C++ unexpected output elicited by the multiple operator overloading usage in a single line

I'm a student who is learning C++ (especially the operator overloading part). During my study, I found the following code that uses operator overloading doesn't make an expected output. At first, the code with which I have trouble is the...

#include <iostream>
using namespace std;

class Power {
	int kick;
	int punch;
public:
	Power(int kick = 0, int punch = 0) {
		this->kick = kick; this->punch = punch;
	}
	void show();
	Power operator << (int n); 
};

void Power::show() {
	cout << "kick=" << kick << ',' << "punch=" << punch << endl;
}


Power Power::operator <<(int n) {
	kick += n;
	punch += n;
	return *this; 
}

int main() {
	Power a(1, 2);
	a << 3 << 5 << 6; 
	a.show();
}

The overloaded operator << was designed for adding the integer to all member variables of the instance. I installed << operators three times in a single line such as a + 3 + 5 + 6. I expected the output will be kick=15,punch=16, but the console shows kick=4,punch=5 as a result of that code. It seems that only the first << operation works and the behind code doesn't work at all as I expected like parallelly connected math operators.

I know this unexpected behavior of the suggested code will be simply fixed by adding &(reference) to the operator overloading like Power& operator << (int n); , but I can't grasp why these make totally different outputs. When I utilized the debugging feature in Visual Studio, the calculated outputs since the second overloaded operation aren't applied to the target a, but I couldn't find more answers beyond just the behavior.

As you discovered, you need that & to return a reference of this.

What really happens?

a << 3

creates a new Power object since you return Power instead of Power&.

Let's call that new object b.

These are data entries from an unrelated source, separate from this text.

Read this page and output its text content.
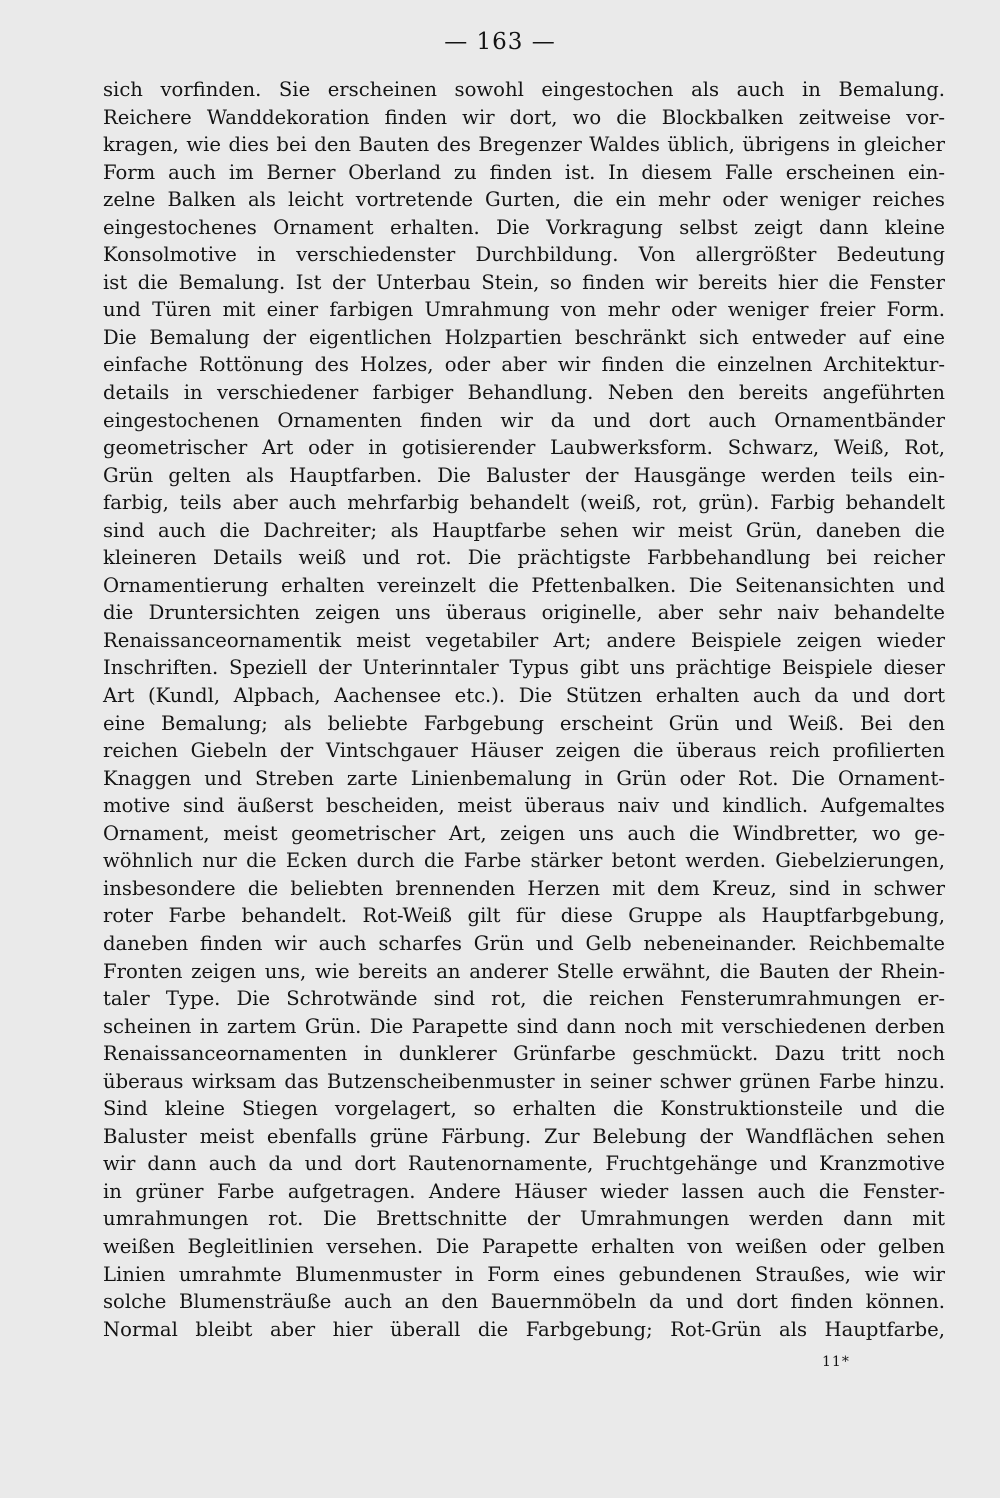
— 163 —
sich vorfinden. Sie erscheinen sowohl eingestochen als auch in Bemalung.
Reichere Wanddekoration finden wir dort, wo die Blockbalken zeitweise vor-
kragen, wie dies bei den Bauten des Bregenzer Waldes üblich, übrigens in gleicher
Form auch im Berner Oberland zu finden ist. In diesem Falle erscheinen ein-
zelne Balken als leicht vortretende Gurten, die ein mehr oder weniger reiches
eingestochenes Ornament erhalten. Die Vorkragung selbst zeigt dann kleine
Konsolmotive in verschiedenster Durchbildung. Von allergrößter Bedeutung
ist die Bemalung. Ist der Unterbau Stein, so finden wir bereits hier die Fenster
und Türen mit einer farbigen Umrahmung von mehr oder weniger freier Form.
Die Bemalung der eigentlichen Holzpartien beschränkt sich entweder auf eine
einfache Rottönung des Holzes, oder aber wir finden die einzelnen Architektur-
details in verschiedener farbiger Behandlung. Neben den bereits angeführten
eingestochenen Ornamenten finden wir da und dort auch Ornamentbänder
geometrischer Art oder in gotisierender Laubwerksform. Schwarz, Weiß, Rot,
Grün gelten als Hauptfarben. Die Baluster der Hausgänge werden teils ein-
farbig, teils aber auch mehrfarbig behandelt (weiß, rot, grün). Farbig behandelt
sind auch die Dachreiter; als Hauptfarbe sehen wir meist Grün, daneben die
kleineren Details weiß und rot. Die prächtigste Farbbehandlung bei reicher
Ornamentierung erhalten vereinzelt die Pfettenbalken. Die Seitenansichten und
die Druntersichten zeigen uns überaus originelle, aber sehr naiv behandelte
Renaissanceornamentik meist vegetabiler Art; andere Beispiele zeigen wieder
Inschriften. Speziell der Unterinntaler Typus gibt uns prächtige Beispiele dieser
Art (Kundl, Alpbach, Aachensee etc.). Die Stützen erhalten auch da und dort
eine Bemalung; als beliebte Farbgebung erscheint Grün und Weiß. Bei den
reichen Giebeln der Vintschgauer Häuser zeigen die überaus reich profilierten
Knaggen und Streben zarte Linienbemalung in Grün oder Rot. Die Ornament-
motive sind äußerst bescheiden, meist überaus naiv und kindlich. Aufgemaltes
Ornament, meist geometrischer Art, zeigen uns auch die Windbretter, wo ge-
wöhnlich nur die Ecken durch die Farbe stärker betont werden. Giebelzierungen,
insbesondere die beliebten brennenden Herzen mit dem Kreuz, sind in schwer
roter Farbe behandelt. Rot-Weiß gilt für diese Gruppe als Hauptfarbgebung,
daneben finden wir auch scharfes Grün und Gelb nebeneinander. Reichbemalte
Fronten zeigen uns, wie bereits an anderer Stelle erwähnt, die Bauten der Rhein-
taler Type. Die Schrotwände sind rot, die reichen Fensterumrahmungen er-
scheinen in zartem Grün. Die Parapette sind dann noch mit verschiedenen derben
Renaissanceornamenten in dunklerer Grünfarbe geschmückt. Dazu tritt noch
überaus wirksam das Butzenscheibenmuster in seiner schwer grünen Farbe hinzu.
Sind kleine Stiegen vorgelagert, so erhalten die Konstruktionsteile und die
Baluster meist ebenfalls grüne Färbung. Zur Belebung der Wandflächen sehen
wir dann auch da und dort Rautenornamente, Fruchtgehänge und Kranzmotive
in grüner Farbe aufgetragen. Andere Häuser wieder lassen auch die Fenster-
umrahmungen rot. Die Brettschnitte der Umrahmungen werden dann mit
weißen Begleitlinien versehen. Die Parapette erhalten von weißen oder gelben
Linien umrahmte Blumenmuster in Form eines gebundenen Straußes, wie wir
solche Blumensträuße auch an den Bauernmöbeln da und dort finden können.
Normal bleibt aber hier überall die Farbgebung; Rot-Grün als Hauptfarbe,
11*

Then what happens next is:

b << 5

Again, that returns a new object of type Power. Let's call this one c. Finally this happens:

c << 6

The expression returns c with the correct result, but you do not capture that value. You could do so with:

c = a << 3 << 5 << 6;

Then verify that c is what you expect:

c.show();

You could also capture b like so (since you're learning, just don't write such expressions, it's very cryptic):

c = (b = a << 3) << 5 << 6;

Forgetting the & in an operator is a common mistake. Or rather, some operators return a copy (operator + (...)) and others are expected to return a reference (operator += (...)) and it's often that we copy/paste and forget to tweak the return value and it looks like it works in most cases and when you daisy chain it starts failing in really strange ways...

Power Power::operator <<(int n) {

This returns a copy of your Power object. This new object will be modified in further << operations. What you mean to do is modify the same object three times as you perform more << operations.

You should do:

Power& Power::operator <<(int n) {
...

then, the same object would be returned, by reference.